The government declined to acknowledge the issue of leaks.

But their Monday filing did address the tautological claims argument by noting that the markings on the envelopes for the documents indicate they are in fact, classified, and by reiterating that Trump has not provided “any evidence” to support the idea that he declassified the documents – or averred on the record that such documents were ever declassified. The former president has, via social media, suggested that he declassified many, if not all, of the documents.

The DOJ filing goes on to catalogue Trump’s refusal to address many of the government’s own arguments, and instead accuses him of attempting to “change the subject,” with the hint of possible declassification.

And, the government muses, even if the files were declassified, they still say Trump can’t keep them away from investigators.

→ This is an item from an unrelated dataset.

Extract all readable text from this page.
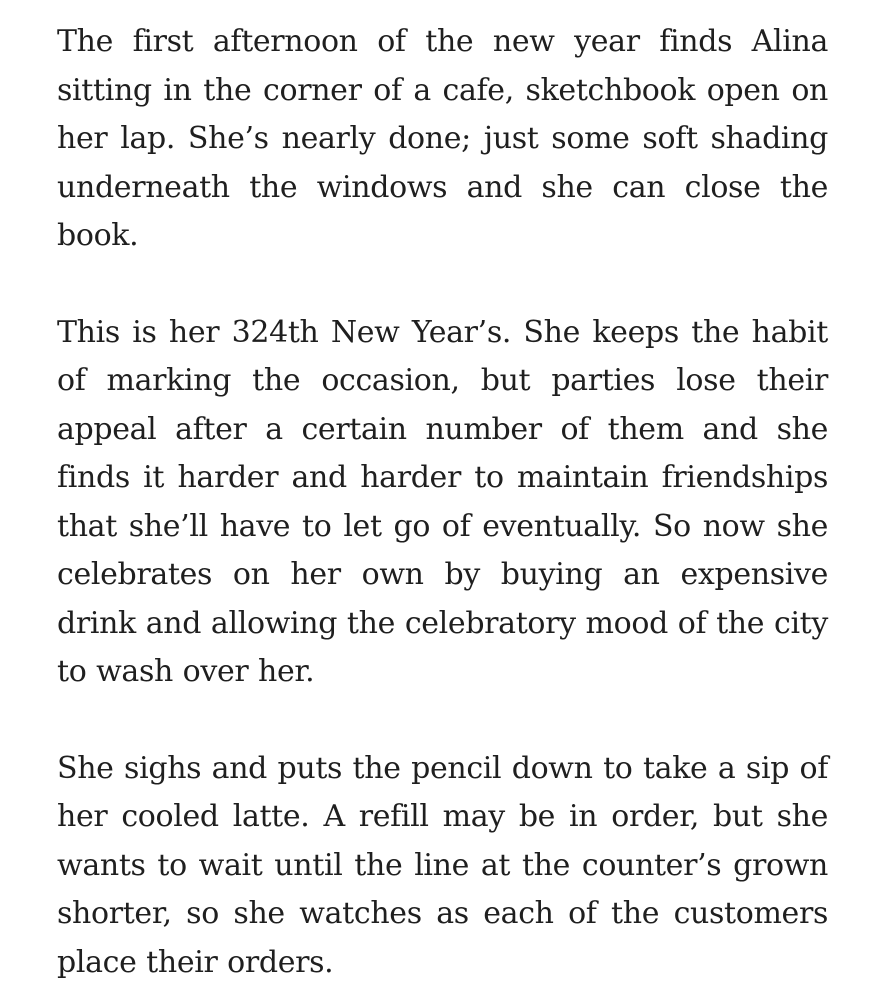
The first afternoon of the new year finds Alina sitting in the corner of a cafe, sketchbook open on her lap. She’s nearly done; just some soft shading underneath the windows and she can close the book.

This is her 324th New Year’s. She keeps the habit of marking the occasion, but parties lose their appeal after a certain number of them and she finds it harder and harder to maintain friendships that she’ll have to let go of eventually. So now she celebrates on her own by buying an expensive drink and allowing the celebratory mood of the city to wash over her.

She sighs and puts the pencil down to take a sip of her cooled latte. A refill may be in order, but she wants to wait until the line at the counter’s grown shorter, so she watches as each of the customers place their orders.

From the motion, at length:

In any event, even if Plaintiff had declassified any of the approximately 100 seized records bearing classification markings while he was still in office, the government’s “demonstrated, specific need” for those records, would easily overcome any asserted claim of privilege. For obvious reasons, the Intelligence Community would have a compelling need to understand which formerly-classified records have now been declassified, why and how they were declassified, and the impact of any such declassification, including on the IC’s protection of its sources and methods and on the classification status of related records or information. The Department of Justice and Federal Bureau of Investigation would also have a compelling need to review any purportedly declassified records as part of the government’s investigation into the adequacy of the response to the May 2022 grand jury subpoena, which sought “[a]ny and all documents or writings in the custody or control of Donald J. Trump and/or the Office of Donald J. Trump bearing classification markings.”

In a more direct attack on the privilege claims Trump has asserted, the government also points out that if Trump actually used the PRA to designate any of the “TOP SECRET” files his “personal records” then he cannot, by definition, exert an executive privilege claim over them now.

“Because [Trump] cannot plausibly assert executive privilege (or attorney-client privilege) as to any seized records bearing classification markings, the Court should not enjoin the government’s use of those records or order those records reviewed by a special master pending the government’s appeal,” the DOJ says.

Justice Department attorneys have been busy this week.

Also on Tuesday, the DOJ filed an affidavit in the original and companion case over the Mar-a-Lago search warrant, a related but legally different matter, which specifically has to do with the evidence marshaled by the government to effect the unprecedented search-and-seizure warrant at the former U.S. president’s home in the first place.

In that earlier Tuesday filing, DOJ attorneys asked U.S. Magistrate Judge Bruce Reinhart to allow them to file a less redacted form of the search warrant. This version, the government said, should contain certain information related to grand jury subpoenas used in the underlying investigation.

The existence of those subpoenas was confirmed by the special master litigation, prosecutors argued, so they should now be able to tell the public some bare bones facts about their existence. The judge granted that request.